Tamanho do Texto:
A+
A-

Homilia do II Domingo da Quaresma - ano C / Frei João Santiago

Publicado por Frei João de Araújo Santiago | 16/03/2019 - 19:15

II Domingo da Quaresma (Lucas 9, 28b-36)

Jesus tinha anunciado que seria preso e morto. Os discípulos temem. Jesus, para encorajá-los, mostra-lhes sua glória, seu poder, como que a dizer: “Não temam a cruz, pois esta, a cruz, há uma glória, uma beleza”!                      

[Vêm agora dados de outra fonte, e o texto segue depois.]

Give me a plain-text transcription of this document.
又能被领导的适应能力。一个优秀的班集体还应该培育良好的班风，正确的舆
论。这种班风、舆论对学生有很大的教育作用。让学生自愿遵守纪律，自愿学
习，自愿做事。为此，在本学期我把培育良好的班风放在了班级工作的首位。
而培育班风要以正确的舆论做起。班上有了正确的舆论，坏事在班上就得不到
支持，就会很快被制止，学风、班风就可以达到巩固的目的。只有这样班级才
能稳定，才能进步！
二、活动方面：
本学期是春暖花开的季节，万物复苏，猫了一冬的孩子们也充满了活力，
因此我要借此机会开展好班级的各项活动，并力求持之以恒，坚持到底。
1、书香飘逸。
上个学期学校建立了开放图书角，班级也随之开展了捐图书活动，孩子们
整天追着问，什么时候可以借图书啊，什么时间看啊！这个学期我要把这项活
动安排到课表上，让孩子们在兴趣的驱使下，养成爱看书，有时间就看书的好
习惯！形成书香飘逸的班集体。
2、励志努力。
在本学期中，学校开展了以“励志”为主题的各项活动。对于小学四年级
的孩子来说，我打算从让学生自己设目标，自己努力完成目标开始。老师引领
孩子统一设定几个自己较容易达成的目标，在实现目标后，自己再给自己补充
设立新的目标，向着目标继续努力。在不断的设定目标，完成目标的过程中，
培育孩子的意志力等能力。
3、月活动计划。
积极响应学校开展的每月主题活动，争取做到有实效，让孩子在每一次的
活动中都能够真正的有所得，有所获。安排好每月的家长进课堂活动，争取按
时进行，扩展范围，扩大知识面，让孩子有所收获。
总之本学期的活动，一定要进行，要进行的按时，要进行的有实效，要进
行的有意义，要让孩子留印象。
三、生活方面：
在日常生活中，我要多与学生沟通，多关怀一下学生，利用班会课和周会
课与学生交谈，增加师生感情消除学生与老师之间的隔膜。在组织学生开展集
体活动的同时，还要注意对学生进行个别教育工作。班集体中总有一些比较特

- “Passados uns oito dias” (v. 28). “Oito dias” se refere ao “domingo”, dia no qual se celebra, de maneira muito especial, na santa Eucaristia, a vida, a morte e a Ressurreição do Senhor Jesus. “Jesus tomou consigo Pedro, Tiago e João, e subiu ao monte para orar”. O Senhor Jesus nos toma consigo, nos assimila ao seu corpo e à sua intimidade, e nos eleva ao monte, a um novo ambiente, ao ambiente do divino.Com Ele já estamos no “céu”, oramos, beijamos a Deus, damos-lhe graças, entramos no mundo divino, no “monte” (“... somos cidadãos do céu. De lá aguardamos nosso Salvador, o Senhor Jesus Cristo” – Fil 3, 20). Celebrar a Eucaristia, como o próprio nome diz, é render graças a Deus por tudo de bom, e também render graças pela paixão e morte de Jesus, pois, afinal, a morte do Filho de Deus que celebramos na Eucaristia é o próprio Filho de Deus que doa a vida por nós. O Senhor vence o mal (a morte que lhe fizeram) não resistindo ao mal com o mal, e fazendo de sua morte um ato de entrega ao Pai por amor da humanidade: por seu amor transforma a morte em uma oblação, em uma oferta de si. A Cruz, portanto, se torna gloriosa e anuncia que nenhuma perversidade, nenhum mal, pode impedir que o amor mostre o seu poder, a sua glória e o seu triunfo. A Cruz é gloriosa, é ressurreição. Fazer da vida uma oferta de si jamais será um fracasso, mas sempre exuberância de vida e felicidade. Celebremos, portanto, a santa Eucaristia e dela recebamos o mesmo espírito que levou Jesus a vencer todo o mal que insiste em querer campear em nossas almas.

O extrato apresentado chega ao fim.